De niño, la pasión por las lecturas bíblicas había llevado a Silberg a preguntarse qué se experimentaría al vivir un milagro: el mar se abre, el sol se paraliza, las murallas se desmoronan al sonido de las trompetas, el cadáver resucita y el lago se alisa en la tempestad como una sábana bajo manos expertas. ¿Qué habrían sentido los protagonistas de tales maravillas?

Ya sabes lo que se siente. Pero este milagro no viene de Dios.

De repente supo qué significaba aquella claridad, así como todo lo que le rodeaba.

Zigzag. El ángel de la espada de fuego.

Lo había sabido desde el principio, pero se negaba a aceptarlo. Era demasiado espantoso.

De modo que es así. Incluso en un avión.

Llevó la mano izquierda a la cadera y palpó el cierre del cinturón de seguridad, pero no logró abrirlo: como si la pestaña formara una sola cosa con la hendidura del enganche. Desesperado, dio un tirón hacia delante y la correa se le clavó en la carne (no parecía llevar ropa alguna encima) haciéndole gemir de dolor, pero no se abrió.

No podía levantarse. Y eso no era lo peor.

Lo peor era la sensación de que no estaba solo.

Resultaba sobrecogedora en medio del silencio de aquella noche eterna. Más que una verdadera percepción era la certidumbre de que había algo o alguien al fondo de la cabina, detrás de él, donde se encontraban las últimas filas de asientos y los aseos.
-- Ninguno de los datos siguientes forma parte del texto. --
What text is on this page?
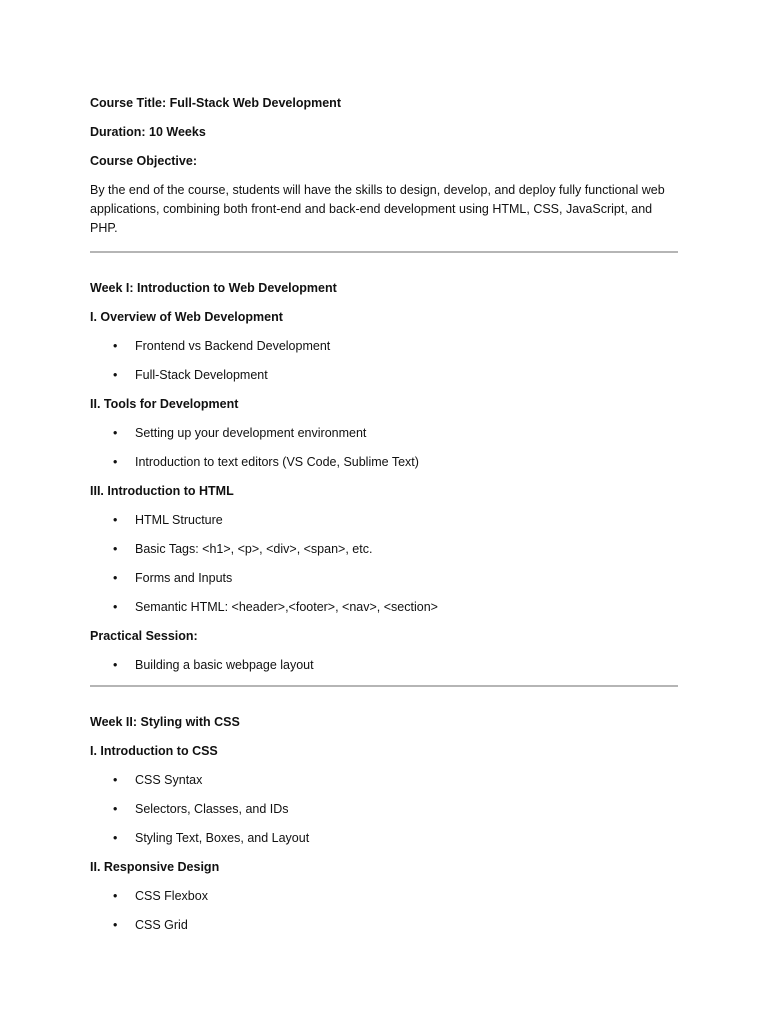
Course Title: Full-Stack Web Development

Duration: 10 Weeks

Course Objective:

By the end of the course, students will have the skills to design, develop, and deploy fully functional web applications, combining both front-end and back-end development using HTML, CSS, JavaScript, and PHP.

Week I: Introduction to Web Development

I. Overview of Web Development

• Frontend vs Backend Development
• Full-Stack Development

II. Tools for Development

• Setting up your development environment
• Introduction to text editors (VS Code, Sublime Text)

III. Introduction to HTML

• HTML Structure
• Basic Tags: <h1>, <p>, <div>, <span>, etc.
• Forms and Inputs
• Semantic HTML: <header>,<footer>, <nav>, <section>

Practical Session:

• Building a basic webpage layout

Week II: Styling with CSS

I. Introduction to CSS

• CSS Syntax
• Selectors, Classes, and IDs
• Styling Text, Boxes, and Layout

II. Responsive Design

• CSS Flexbox
• CSS Grid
Miró por encima del hombro, pero la incapacidad para girar del todo la cabeza, el obstáculo de su propio asiento y la ausencia de luces le impidieron ver nada.

No obstante, tenía la certeza de que aquella presencia era muy real. Y se acercaba.

Se estaba acercando por el pasillo central.

Zigzag. El ángel de…

Súbitamente, perdió toda la calma que había logrado mantener hasta entonces. Un pánico atroz le invadió. Nada, ni el recuerdo de Bertha, ni sus múltiples lecturas, su cultura inmensa o su mucho o poco coraje le ayudaron a soportar aquel momento de absoluto terror. Temblaba y gemía. Se echó a llorar. Luchó como un poseso con el cinturón de seguridad. Pensó que se volvería loco, pero tal cosa no sucedía. Creyó comprender que la locura no llegaba con tanta rapidez al cerebro que la ansía. Más fácil era cortar una extremidad, mutilar una víscera o desgarrar una carne palpitante que arrancar la razón a una mente sana, dedujo. Intuyó que estaba condenado a mantenerse cuerdo hasta el final.